風の何か
あれから、おれの頭の中に常に異形とイギョウが居座るようになった。イギョウとは何かがまるで至上命題のように思われて、気づいた時には考えてしまっている。
まだひっかかることがある。火野兄弟は、「イギョウになったらもう帰れない」と言った。それならば、人間だったら帰れるのだろうか。
また、ぐだぐだと考えてしまっている。
考えを振り払うように頭を振って、すっかりおろそかになってしまっていた手を再開させ、通路を掃いていく。
「おつかれさん」
「……どうも」
箱の中から声がして、すぐあとに風が頬をかすめた。
ただ箱の中に風が吹くという見世物。声の正体は、風の何か。団長に聞けばその正体を教えてくれるとは思うが、知ってどうする――という気持ちがあるので聞けないでいる。それに、今興味があるのは柊のこと。
自分でも理由はわからないが、とにかく柊のことが気にかかる。はっきりとした好意ではないと思う。嫌いではないが、そもそも好きとか嫌いとか、そういう感情がわかるだけまだ一緒にいない。それなのに、自分はあの狐面をかぶった少年のことが気になって仕方ないのだ。情かもしれない。好意よりもこの言葉のほうがしっくり来る。

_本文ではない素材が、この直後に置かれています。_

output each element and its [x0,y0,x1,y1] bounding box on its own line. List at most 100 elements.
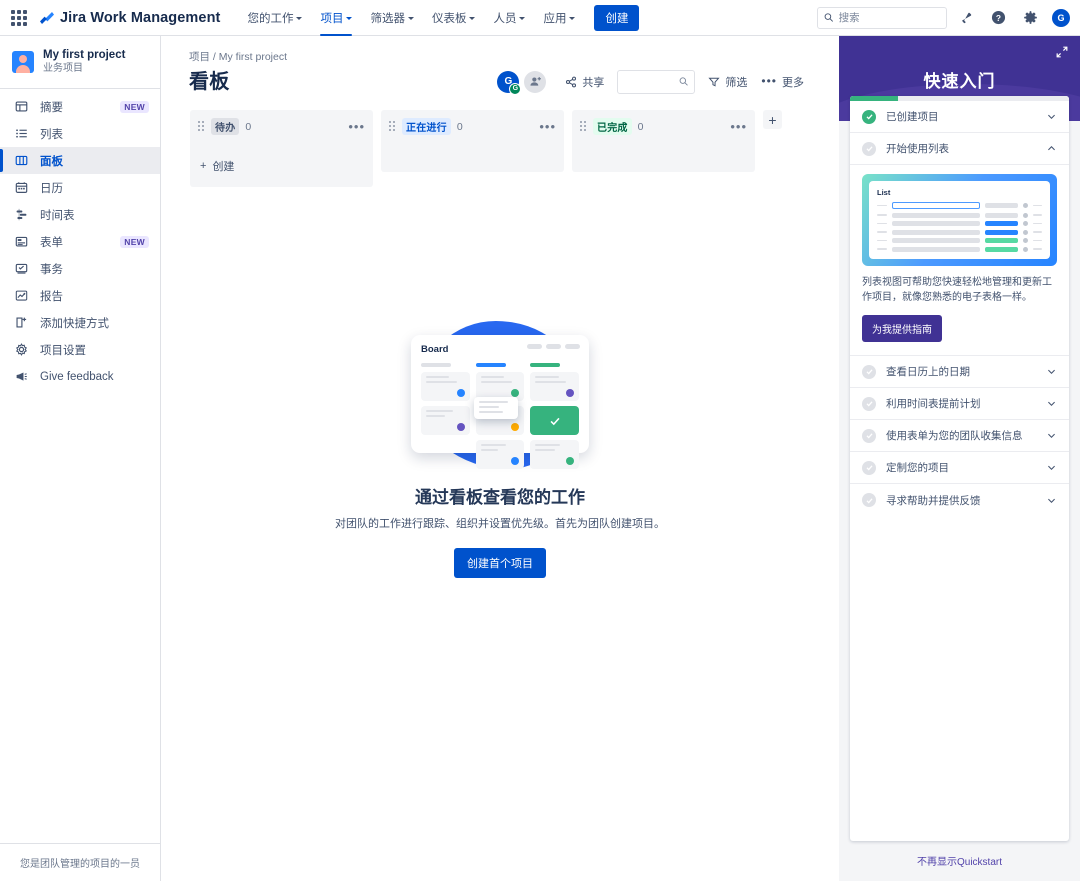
quickstart-item-get-started-list[interactable]: 开始使用列表 [850,133,1069,165]
sidebar-item-add-shortcut[interactable]: 添加快捷方式 [0,309,160,336]
board-column-in-progress[interactable]: 正在进行 0 ••• [381,110,564,172]
nav-item-filters[interactable]: 筛选器 [361,0,423,36]
add-people-icon[interactable] [524,70,547,93]
global-search-input[interactable] [838,11,940,24]
more-dots-icon: ••• [761,74,777,88]
quickstart-panel: 快速入门 已创建项目 开始使用列表 List 列表视图可帮助您快速轻松地管理和更… [839,36,1080,881]
create-button[interactable]: 创建 [594,4,640,31]
board-icon [14,153,29,168]
chevron-down-icon[interactable] [1046,462,1057,473]
share-button[interactable]: 共享 [558,70,611,94]
sidebar-item-board[interactable]: 面板 [0,147,160,174]
board-column-done[interactable]: 已完成 0 ••• [572,110,755,172]
column-name-chip: 待办 [211,118,240,135]
column-name-chip: 正在进行 [402,118,451,135]
user-avatar[interactable]: G [1052,8,1070,27]
nav-label: 应用 [543,12,567,25]
avatar-group: G G [497,70,547,95]
sidebar-project-type: 业务项目 [43,63,83,74]
check-icon [862,109,876,124]
create-issue-label: 创建 [212,161,235,173]
column-count: 0 [456,120,463,133]
sidebar-item-forms[interactable]: 表单 NEW [0,228,160,255]
quickstart-item-forms-collect[interactable]: 使用表单为您的团队收集信息 [850,420,1069,452]
nav-item-people[interactable]: 人员 [484,0,534,36]
drag-handle-icon[interactable] [580,121,587,132]
more-button[interactable]: ••• 更多 [754,70,811,94]
chevron-down-icon[interactable] [1046,495,1057,506]
board-column-todo[interactable]: 待办 0 ••• + 创建 [190,110,373,187]
quickstart-item-customize-project[interactable]: 定制您的项目 [850,452,1069,484]
sidebar-item-list[interactable]: 列表 [0,120,160,147]
quickstart-items: 已创建项目 开始使用列表 List 列表视图可帮助您快速轻松地管理和更新工作项目… [850,101,1069,841]
board-search-input[interactable] [624,75,679,88]
quickstart-item-timeline-plan[interactable]: 利用时间表提前计划 [850,388,1069,420]
jira-logo-icon [39,10,55,26]
brand-logo-link[interactable]: Jira Work Management [39,10,220,26]
notification-bell-icon[interactable] [953,5,979,31]
illustration-done-card [530,406,580,435]
share-icon [566,76,577,87]
nav-item-projects[interactable]: 项目 [311,0,361,36]
board-header: 看板 G G 共享 筛选 ••• 更多 [161,64,839,95]
project-settings-icon [14,342,29,357]
nav-item-dashboards[interactable]: 仪表板 [423,0,485,36]
sidebar-project-header[interactable]: My first project 业务项目 [0,36,160,86]
column-more-icon[interactable]: ••• [348,120,365,133]
nav-item-apps[interactable]: 应用 [534,0,584,36]
sidebar-item-summary[interactable]: 摘要 NEW [0,93,160,120]
breadcrumb-current-project[interactable]: My first project [219,51,287,63]
breadcrumb: 项目 / My first project [161,36,839,64]
breadcrumb-projects[interactable]: 项目 [189,51,210,63]
settings-gear-icon[interactable] [1017,5,1043,31]
avatar[interactable]: G G [497,70,522,95]
check-icon [862,493,876,507]
chevron-up-icon[interactable] [1046,143,1057,154]
chevron-down-icon[interactable] [1046,398,1057,409]
project-avatar-icon [12,51,34,73]
chevron-down-icon[interactable] [1046,366,1057,377]
global-search[interactable] [817,6,947,29]
apps-grid-icon[interactable] [9,8,29,28]
column-more-icon[interactable]: ••• [730,120,747,133]
filter-button[interactable]: 筛选 [701,70,754,94]
column-more-icon[interactable]: ••• [539,120,556,133]
quickstart-item-label: 开始使用列表 [886,143,949,155]
quickstart-item-help-feedback[interactable]: 寻求帮助并提供反馈 [850,484,1069,516]
drag-handle-icon[interactable] [389,121,396,132]
quickstart-item-calendar-dates[interactable]: 查看日历上的日期 [850,356,1069,388]
chevron-down-icon[interactable] [1046,111,1057,122]
sidebar-item-project-settings[interactable]: 项目设置 [0,336,160,363]
board-search[interactable] [617,69,696,94]
create-first-project-button[interactable]: 创建首个项目 [454,548,546,578]
illustration-blob [419,321,579,469]
sidebar-item-timeline[interactable]: 时间表 [0,201,160,228]
board-columns: 待办 0 ••• + 创建 正在进行 0 ••• 已完成 0 ••• + [161,94,839,187]
dismiss-quickstart-link[interactable]: 不再显示Quickstart [917,857,1002,868]
collapse-icon[interactable] [1055,45,1069,64]
quickstart-item-label: 已创建项目 [886,111,939,123]
quickstart-item-project-created[interactable]: 已创建项目 [850,101,1069,133]
top-nav-right-tools: ? G [817,5,1080,31]
show-me-guide-button[interactable]: 为我提供指南 [862,315,942,342]
drag-handle-icon[interactable] [198,121,205,132]
sidebar-project-name: My first project [43,49,126,61]
nav-label: 仪表板 [431,12,467,25]
sidebar-item-calendar[interactable]: 日历 [0,174,160,201]
chevron-down-icon[interactable] [1046,430,1057,441]
add-column-button[interactable]: + [763,110,782,129]
sidebar-item-give-feedback[interactable]: Give feedback [0,363,160,390]
sidebar-item-reports[interactable]: 报告 [0,282,160,309]
column-count: 0 [637,120,644,133]
sidebar-item-label: 列表 [40,128,63,141]
nav-item-your-work[interactable]: 您的工作 [238,0,311,36]
create-issue-button[interactable]: + 创建 [198,155,365,177]
quickstart-item-label: 寻求帮助并提供反馈 [886,494,981,507]
check-icon [862,364,876,379]
board-empty-state: Board 通过看板查看您的工作 对团队的工作进行跟踪、组织并设置优先级。首先为… [161,321,839,578]
sidebar-item-issues[interactable]: 事务 [0,255,160,282]
nav-label: 筛选器 [370,12,405,25]
help-icon[interactable]: ? [985,5,1011,31]
list-illustration: List [862,174,1057,266]
board-main-content: 项目 / My first project 看板 G G 共享 筛选 ••• 更… [161,36,839,881]
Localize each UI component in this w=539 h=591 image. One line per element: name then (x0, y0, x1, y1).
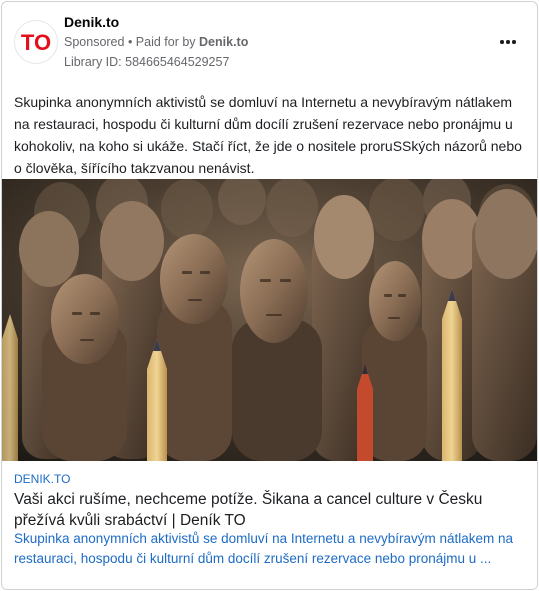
link-domain[interactable]: DENIK.TO (14, 472, 70, 486)
advertiser-avatar[interactable]: TO (14, 20, 58, 64)
post-image[interactable] (2, 179, 537, 461)
link-title[interactable]: Vaši akci rušíme, nechceme potíže. Šikan… (14, 489, 524, 531)
sponsored-line: Sponsored • Paid for by Denik.to (64, 35, 248, 49)
ad-card: TO Denik.to Sponsored • Paid for by Deni… (1, 1, 538, 590)
library-id: Library ID: 584665464529257 (64, 55, 230, 69)
link-description[interactable]: Skupinka anonymních aktivistů se domluví… (14, 529, 529, 569)
wooden-figures-image (2, 179, 537, 461)
paid-for-name[interactable]: Denik.to (199, 35, 248, 49)
advertiser-name[interactable]: Denik.to (64, 14, 119, 30)
more-horizontal-icon (500, 40, 504, 44)
link-preview[interactable]: DENIK.TO Vaši akci rušíme, nechceme potí… (2, 461, 537, 589)
meta-separator: • (124, 35, 136, 49)
paid-for-prefix: Paid for by (135, 35, 200, 49)
avatar-logo-text: TO (21, 30, 51, 55)
ad-header: TO Denik.to Sponsored • Paid for by Deni… (2, 2, 537, 82)
more-options-button[interactable] (496, 32, 520, 52)
denik-to-logo-icon: TO (21, 30, 51, 55)
post-text: Skupinka anonymních aktivistů se domluví… (14, 94, 522, 176)
sponsored-label: Sponsored (64, 35, 125, 49)
more-horizontal-icon (512, 40, 516, 44)
more-horizontal-icon (506, 40, 510, 44)
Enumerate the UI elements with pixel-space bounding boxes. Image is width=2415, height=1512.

気がついたら、箒の柄を爪の先が白くなるほどに握りしめていた。
提灯小屋に来て日が浅く、まだ異形やイギョウなど知らないことばかりだ。同じ人間のことだってわかっているとは言えない。どのくらいの人数がいるのか、彼らはどうしてここにやってきたのか。柊はなぜ人でなくなったのか。
人間がイギョウを忌み嫌っている理由はなんとなくわかるが、火野兄弟の柊に対するものは切迫していたように思う。人間とイギョウは互いに反目しあっているのか。それとも人間が一方的に嫌っているのか。何もかもがわからない。
わからないうちに柊から聞いておきたい思いもある。先入観を持ってしまう前に彼の言葉で真実を知りたい。もしも今後おれが火野兄弟やイギョウを唾棄している他の人間と親しくなってイギョウを厭うことになってからだと、柊に聞く時が来たって絶対に色眼鏡を通して彼の話を聞いてしまうだろう。
提灯小屋に来てからおれは自分のことが信じられなくなっていた。過去のことを忘れ、自分が消えて行くような感覚に陥ることが少なくない。
柊にここに連れてこられたが、彼のことはこの小屋の中で一番信用している。やはり確かな情がある。なぜ生まれたものかは考えたくもないが、自分がこうして箱の掃除をしていることは起こりうる最悪の状況ではない気がしている。
どっぷりと思考に浸かっていたが、掃除中だということをふいに思い出し顔を上げた。
「あ……」
箱と箱の間に、塵が丸く高く積もっていた。
「たまには恩返し」
さっきと同じ風の声。風の何かはおかしそうな笑い声とともにおれの頬を一撫でし、通りすぎていった。
「……ありがと」
嬉しくもあり、しかし馴染んだことに対する複雑な気持ちが沸き起こる。
おれは細かな掃除は取りやめて、風の何かが集めてくれた埃を回収したら柊の部屋へと戻ることにした。
戻ったら聞いてみよう。
きっと柊は答えてくれる。これはおそらく過信ではない。